01
Nov
11

How To: Compile and Use Tesseract (3.01) on iOS (SDK 5)

I never thought that my last post would have so much audience. Among other things, it earned me 3 direct job interview offers (1 of  ‘em from Google itself, mantainer of tesseract), an invite to write articles to a TI digital e-magazine and a few digital friends, but that’s something to discuss at other posts. Thank you!

Getting back to what really matters: last post was focused on cross compiling (potentially) any library for iOS (armv6/armv7/i386) and to use as an example I chose Tesseract, which was the library I was using on a work project. But the repercussion was so great and both Tesseract and iOS got newer versions that I’ve decided to write this post specifically about getting Tesseract compiled and using it on your iOS project.

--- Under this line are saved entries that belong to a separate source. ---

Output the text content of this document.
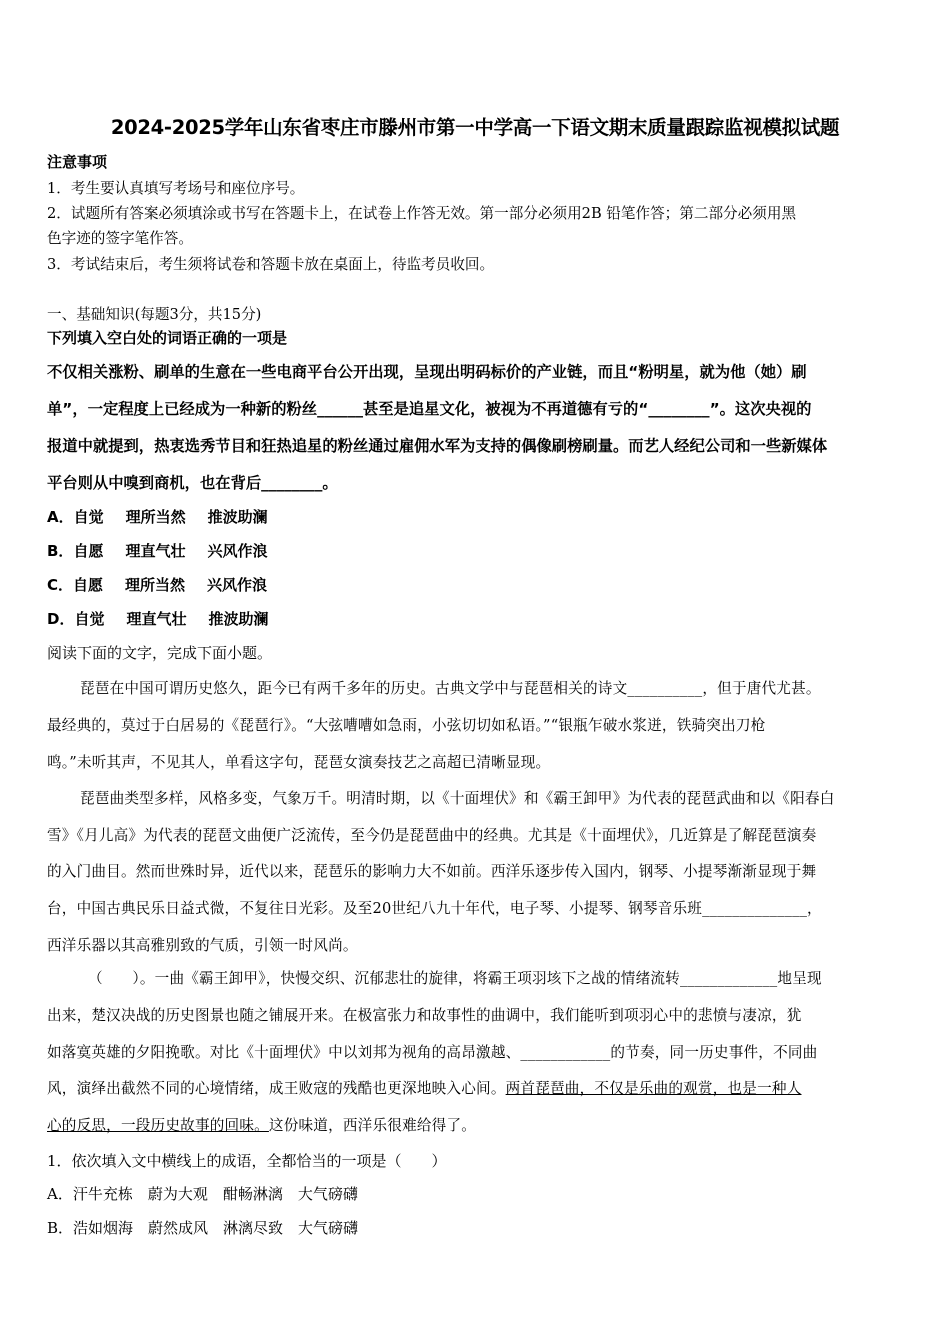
2024-2025学年山东省枣庄市滕州市第一中学高一下语文期末质量跟踪监视模拟试题
注意事项
1．考生要认真填写考场号和座位序号。
2．试题所有答案必须填涂或书写在答题卡上，在试卷上作答无效。第一部分必须用2B 铅笔作答；第二部分必须用黑
色字迹的签字笔作答。
3．考试结束后，考生须将试卷和答题卡放在桌面上，待监考员收回。
一、基础知识(每题3分，共15分)
下列填入空白处的词语正确的一项是
不仅相关涨粉、刷单的生意在一些电商平台公开出现，呈现出明码标价的产业链，而且“粉明星，就为他（她）刷
单”，一定程度上已经成为一种新的粉丝______甚至是追星文化，被视为不再道德有亏的“________”。这次央视的
报道中就提到，热衷选秀节目和狂热追星的粉丝通过雇佣水军为支持的偶像刷榜刷量。而艺人经纪公司和一些新媒体
平台则从中嗅到商机，也在背后________。
A．自觉 理所当然 推波助澜
B．自愿 理直气壮 兴风作浪
C．自愿 理所当然 兴风作浪
D．自觉 理直气壮 推波助澜
阅读下面的文字，完成下面小题。
琵琶在中国可谓历史悠久，距今已有两千多年的历史。古典文学中与琵琶相关的诗文__________，但于唐代尤甚。
最经典的，莫过于白居易的《琵琶行》。“大弦嘈嘈如急雨，小弦切切如私语。”“银瓶乍破水浆迸，铁骑突出刀枪
鸣。”未听其声，不见其人，单看这字句，琵琶女演奏技艺之高超已清晰显现。
琵琶曲类型多样，风格多变，气象万千。明清时期，以《十面埋伏》和《霸王卸甲》为代表的琵琶武曲和以《阳春白
雪》《月儿高》为代表的琵琶文曲便广泛流传，至今仍是琵琶曲中的经典。尤其是《十面埋伏》，几近算是了解琵琶演奏
的入门曲目。然而世殊时异，近代以来，琵琶乐的影响力大不如前。西洋乐逐步传入国内，钢琴、小提琴渐渐显现于舞
台，中国古典民乐日益式微，不复往日光彩。及至20世纪八九十年代，电子琴、小提琴、钢琴音乐班______________，
西洋乐器以其高雅别致的气质，引领一时风尚。
（　　）。一曲《霸王卸甲》，快慢交织、沉郁悲壮的旋律，将霸王项羽垓下之战的情绪流转_____________地呈现
出来，楚汉决战的历史图景也随之铺展开来。在极富张力和故事性的曲调中，我们能听到项羽心中的悲愤与凄凉，犹
如落寞英雄的夕阳挽歌。对比《十面埋伏》中以刘邦为视角的高昂激越、____________的节奏，同一历史事件，不同曲
风，演绎出截然不同的心境情绪，成王败寇的残酷也更深地映入心间。两首琵琶曲，不仅是乐曲的观赏，也是一种人
心的反思，一段历史故事的回味。这份味道，西洋乐很难给得了。
1．依次填入文中横线上的成语，全都恰当的一项是（　　）
A．汗牛充栋　蔚为大观　酣畅淋漓　大气磅礴
B．浩如烟海　蔚然成风　淋漓尽致　大气磅礴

As stated earlier, Tesseract has been officially launched at version 3.01 (that now uses an autogen.sh setup script and an improved configure script ) and iOS has received a major upgrade, version 5.0. As you may guess, these changes broke my script!


So let’s restart this party! (or: Compiling Tesseract 3.01 for iOS SDK 5.0)

The basics about the script were explained at last post and I’ll be just covering the changes and how to use it.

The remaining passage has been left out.